I narrowed my eyes at the chair seat, trying to remember the measurements of Dawna’s hips. I hadn’t been paying too much attention, but I estimated, measuring in my memory. “No. This is too wide. I’m guessing a man. Or a large woman.” I squinted at the blood spatter surrounding the empty chair, the numbers spiraling to find their sources in midair, a person-shaped outline of shimmering red. “Whoever it was got tortured, too.”

“How can you tell?”

“The spray,” I answered, not wanting to go into it.

“Think our perps turned kidnappers,” said Tresting. “They wanted information—forced the vics to talk, most like while their coworkers got tortured or killed.” He reached over to the nearest woman and lifted the side of the cloth gag with a gloved finger. “Take a look.”

He was right.
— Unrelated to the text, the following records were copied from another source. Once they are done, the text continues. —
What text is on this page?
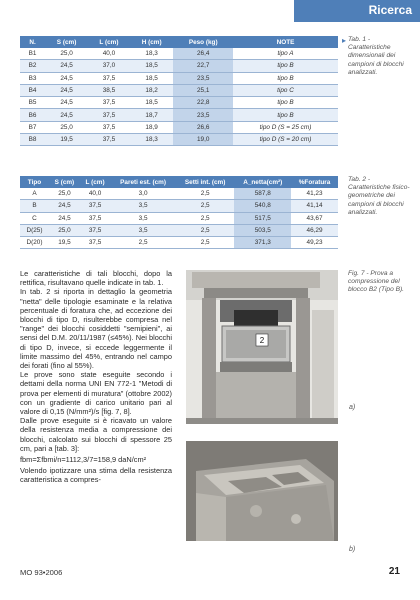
Ricerca
N.	S (cm)	L (cm)	H (cm)	Peso (kg)	NOTE
B1	25,0	40,0	18,3	26,4	tipo A
B2	24,5	37,0	18,5	22,7	tipo B
B3	24,5	37,5	18,5	23,5	tipo B
B4	24,5	38,5	18,2	25,1	tipo C
B5	24,5	37,5	18,5	22,8	tipo B
B6	24,5	37,5	18,7	23,5	tipo B
B7	25,0	37,5	18,9	26,6	tipo D (S = 25 cm)
B8	19,5	37,5	18,3	19,0	tipo D (S = 20 cm)
▸ Tab. 1 - Caratteristiche dimensionali dei campioni di blocchi analizzati.
Tipo	S (cm)	L (cm)	Pareti est. (cm)	Setti int. (cm)	A_netta(cm²)	%Foratura
A	25,0	40,0	3,0	2,5	587,8	41,23
B	24,5	37,5	3,5	2,5	540,8	41,14
C	24,5	37,5	3,5	2,5	517,5	43,67
D(25)	25,0	37,5	3,5	2,5	503,5	46,29
D(20)	19,5	37,5	2,5	2,5	371,3	49,23
Tab. 2 - Caratteristiche fisico-geometriche dei campioni di blocchi analizzati.

Le caratteristiche di tali blocchi, dopo la rettifica, risultavano quelle indicate in tab. 1.

In tab. 2 si riporta in dettaglio la geometria "netta" delle tipologie esaminate e la relativa percentuale di foratura che, ad eccezione dei blocchi di tipo D, risulterebbe compresa nel "range" dei blocchi cosiddetti "semipieni", ai sensi del D.M. 20/11/1987 (≤45%). Nei blocchi di tipo D, invece, si eccede leggermente il limite massimo del 45%, entrando nel campo dei forati (fino al 55%).

Le prove sono state eseguite secondo i dettami della norma UNI EN 772-1 "Metodi di prova per elementi di muratura" (ottobre 2002) con un gradiente di carico unitario pari al valore di 0,15 (N/mm²)/s [fig. 7, 8].

Dalle prove eseguite si è ricavato un valore della resistenza media a compressione dei blocchi, calcolato sui blocchi di spessore 25 cm, pari a [tab. 3]:

fbm=Σfbmi/n=1112,3/7=158,9 daN/cm²

Volendo ipotizzare una stima della resistenza caratteristica a compres-

2
Fig. 7 - Prova a compressione del blocco B2 (Tipo B).
a)
b)
MO 93•2006	21
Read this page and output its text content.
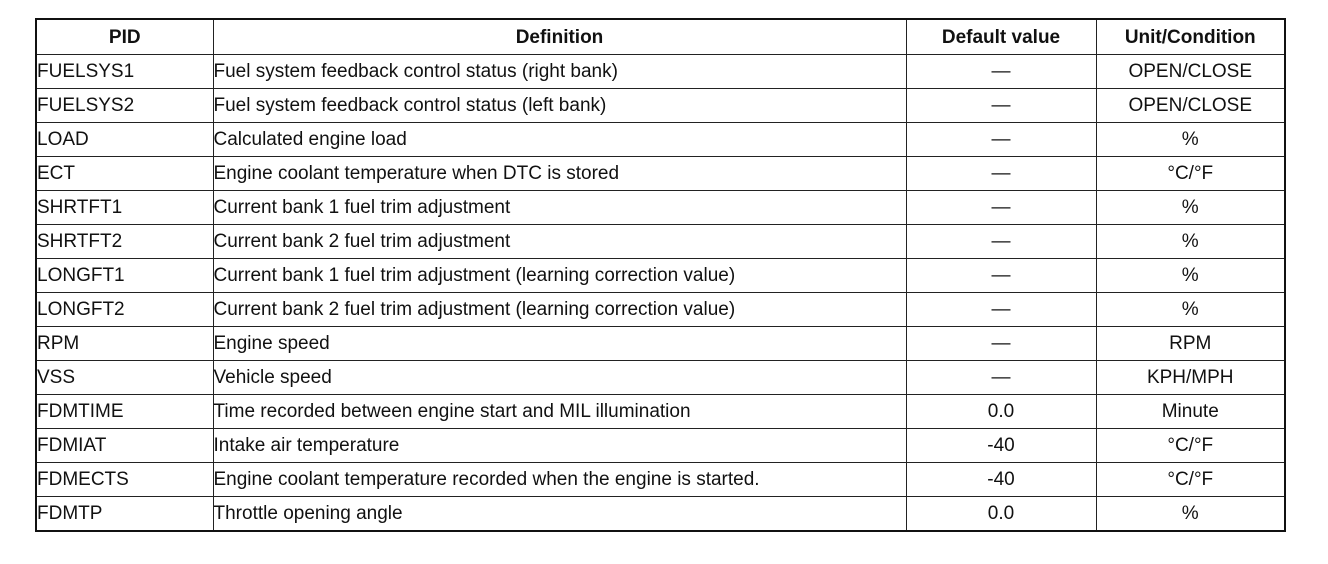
PID	Definition	Default value	Unit/Condition
FUELSYS1	Fuel system feedback control status (right bank)	—	OPEN/CLOSE
FUELSYS2	Fuel system feedback control status (left bank)	—	OPEN/CLOSE
LOAD	Calculated engine load	—	%
ECT	Engine coolant temperature when DTC is stored	—	°C/°F
SHRTFT1	Current bank 1 fuel trim adjustment	—	%
SHRTFT2	Current bank 2 fuel trim adjustment	—	%
LONGFT1	Current bank 1 fuel trim adjustment (learning correction value)	—	%
LONGFT2	Current bank 2 fuel trim adjustment (learning correction value)	—	%
RPM	Engine speed	—	RPM
VSS	Vehicle speed	—	KPH/MPH
FDMTIME	Time recorded between engine start and MIL illumination	0.0	Minute
FDMIAT	Intake air temperature	-40	°C/°F
FDMECTS	Engine coolant temperature recorded when the engine is started.	-40	°C/°F
FDMTP	Throttle opening angle	0.0	%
Blood stained the skin underneath the cloth, and nowhere near any of her own wounds. The smearing made it harder to judge, but from the angle I guessed it had come from the man across from her.

Maybe this investigative stuff was worth something after all.

I told Tresting what I’d found in the rest of the office suite. “Unless they have data on an outside server somewhere, it’s cleaned out.”

“Think we better head, then,” he said grimly. “We can keep an eye on the police investigation.”

“When do you think they’ll find it?”

“Right after we leave, when I call in a tip.”

I rolled my eyes.

“Can it, Russell,” Tresting growled. “This is too big.”

He had a point. Of course, considering what we knew of Pithica, this was probably too big for the cops, too.

Chapter 12

We drove in silence almost all the way back. When Tresting found a space on the street a few blocks away from his office, he yanked the truck over into it, shifting gears so hard my teeth rattled. As he turned off the engine I reached for the door handle, but Tresting’s voice stopped me.

“Russell.”

“Yeah?”

He made no move to get out. “Been thinking. This wasn’t Pithica. Not their style. And they wouldn’t do this to their own.”

“New player, then?” I thought of Anton’s garage, of the men in dark suits at Courtney’s place. I saw the massacre in the office building again, my mind skittering away from the details. Maybe this mess had reached the point where I should throw in with Tresting for real, share everything. I opened my mouth.

Tresting slammed the heels of his hands against the steering wheel. “Dammit, Russell!”

I bit back on my other intel. “What?”

The look he shot me was positively poisonous, for no reason I could fathom.

What?” I repeated.

“You told him, didn’t you.”

“Told what to whom?” Where did Tresting get off thinking he had a say in my business? It wasn’t as if I had a whole lot of friends to blab information to anyway; the only person I’d been in touch with at all was—oh. Oh. “Wait—you think Rio did this?”